Study of Gap Acceptance and Walking Speeds of Pedestrians using Virtual Reality Simulation
The numbers of pedestrians killed on road crashes merits attention. In the United States, 5,987 pedestrian fatalities were registered in 2016; the highest number registered since 1990. One of the riskier roadway situations for pedestrians are uncontrolled crossings (at midblock or unsignalized intersections). Researchers found that crashes at uncontrolled crossings are related to the crossing conflicts, excessive vehicle speeds, inadequate conspicuity/visibility, drivers not yielding to pedestrians, and insufficient separation from traffic. Visibility could be limited by road geometrics, traffic, glare effect, and vehicles with tinted glass.
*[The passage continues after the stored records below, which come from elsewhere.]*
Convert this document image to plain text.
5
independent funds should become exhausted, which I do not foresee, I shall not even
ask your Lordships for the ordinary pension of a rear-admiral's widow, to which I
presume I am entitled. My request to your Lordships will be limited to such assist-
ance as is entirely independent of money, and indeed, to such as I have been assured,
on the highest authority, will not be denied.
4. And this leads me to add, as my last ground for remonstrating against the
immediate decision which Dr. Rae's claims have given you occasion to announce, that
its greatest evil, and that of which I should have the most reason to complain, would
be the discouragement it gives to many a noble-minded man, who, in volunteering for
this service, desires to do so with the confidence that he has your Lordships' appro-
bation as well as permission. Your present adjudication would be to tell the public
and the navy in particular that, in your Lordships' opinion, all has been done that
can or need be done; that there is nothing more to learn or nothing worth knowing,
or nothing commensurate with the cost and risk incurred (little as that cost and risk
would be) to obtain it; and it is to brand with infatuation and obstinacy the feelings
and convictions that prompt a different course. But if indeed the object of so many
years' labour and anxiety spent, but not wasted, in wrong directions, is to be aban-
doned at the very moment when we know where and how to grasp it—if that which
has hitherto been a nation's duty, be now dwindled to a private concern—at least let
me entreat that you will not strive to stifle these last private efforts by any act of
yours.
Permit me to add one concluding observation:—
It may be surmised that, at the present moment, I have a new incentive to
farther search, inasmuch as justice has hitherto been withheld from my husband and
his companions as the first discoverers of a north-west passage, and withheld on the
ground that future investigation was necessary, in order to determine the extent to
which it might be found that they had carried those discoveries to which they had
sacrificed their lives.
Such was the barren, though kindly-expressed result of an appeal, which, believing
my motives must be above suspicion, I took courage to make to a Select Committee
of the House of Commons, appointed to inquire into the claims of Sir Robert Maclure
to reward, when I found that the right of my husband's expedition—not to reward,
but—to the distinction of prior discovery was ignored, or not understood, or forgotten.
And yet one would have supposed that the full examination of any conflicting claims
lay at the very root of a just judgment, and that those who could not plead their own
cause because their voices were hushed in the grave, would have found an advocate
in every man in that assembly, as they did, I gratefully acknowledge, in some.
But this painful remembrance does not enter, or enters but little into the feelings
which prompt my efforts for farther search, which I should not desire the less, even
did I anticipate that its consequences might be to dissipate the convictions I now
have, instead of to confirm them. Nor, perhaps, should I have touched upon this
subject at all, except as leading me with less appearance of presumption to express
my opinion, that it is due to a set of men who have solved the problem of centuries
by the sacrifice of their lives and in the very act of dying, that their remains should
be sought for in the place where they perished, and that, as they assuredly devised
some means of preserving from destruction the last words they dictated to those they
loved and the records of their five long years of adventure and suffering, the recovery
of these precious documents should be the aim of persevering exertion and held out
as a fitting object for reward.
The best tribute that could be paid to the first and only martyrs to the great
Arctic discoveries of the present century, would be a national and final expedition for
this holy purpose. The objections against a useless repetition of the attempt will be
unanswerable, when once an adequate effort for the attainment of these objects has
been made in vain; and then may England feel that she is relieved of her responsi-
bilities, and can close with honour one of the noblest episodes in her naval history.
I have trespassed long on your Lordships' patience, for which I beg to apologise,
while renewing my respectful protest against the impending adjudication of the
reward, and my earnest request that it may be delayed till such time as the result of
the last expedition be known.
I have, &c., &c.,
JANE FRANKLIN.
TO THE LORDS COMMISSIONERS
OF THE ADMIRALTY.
Based on the problem stated above, we propose to use virtual reality simulation to analyze how pedestrians make the decision to cross at an uncontrolled location on urban roads. By not having a control device to assist them in this decision, each pedestrian needs to analyze the existing roadway and operating conditions to decide when an acceptable gap in the vehicle traffic flow is available to safely cross the road.
The study will analyze the ability of pedestrians to detect safe vehicle gap times to cross the road at uncontrolled crossings, their capacity to respond to unexpected hazardous situations, and their walking speed during the crossing maneuver. Our goal is to measure crossing time and mean speed, the time or speed variance, the reaction time, the time to collision, and the quantity of head movements. These variables will be used to compare the performance of the subjects and the successful rate when crossing the road under varying conditions of traffic direction (one-way vs. two-way), lighting (day vs. night), vehicle speed (high vs. low speed) and gender and age groups.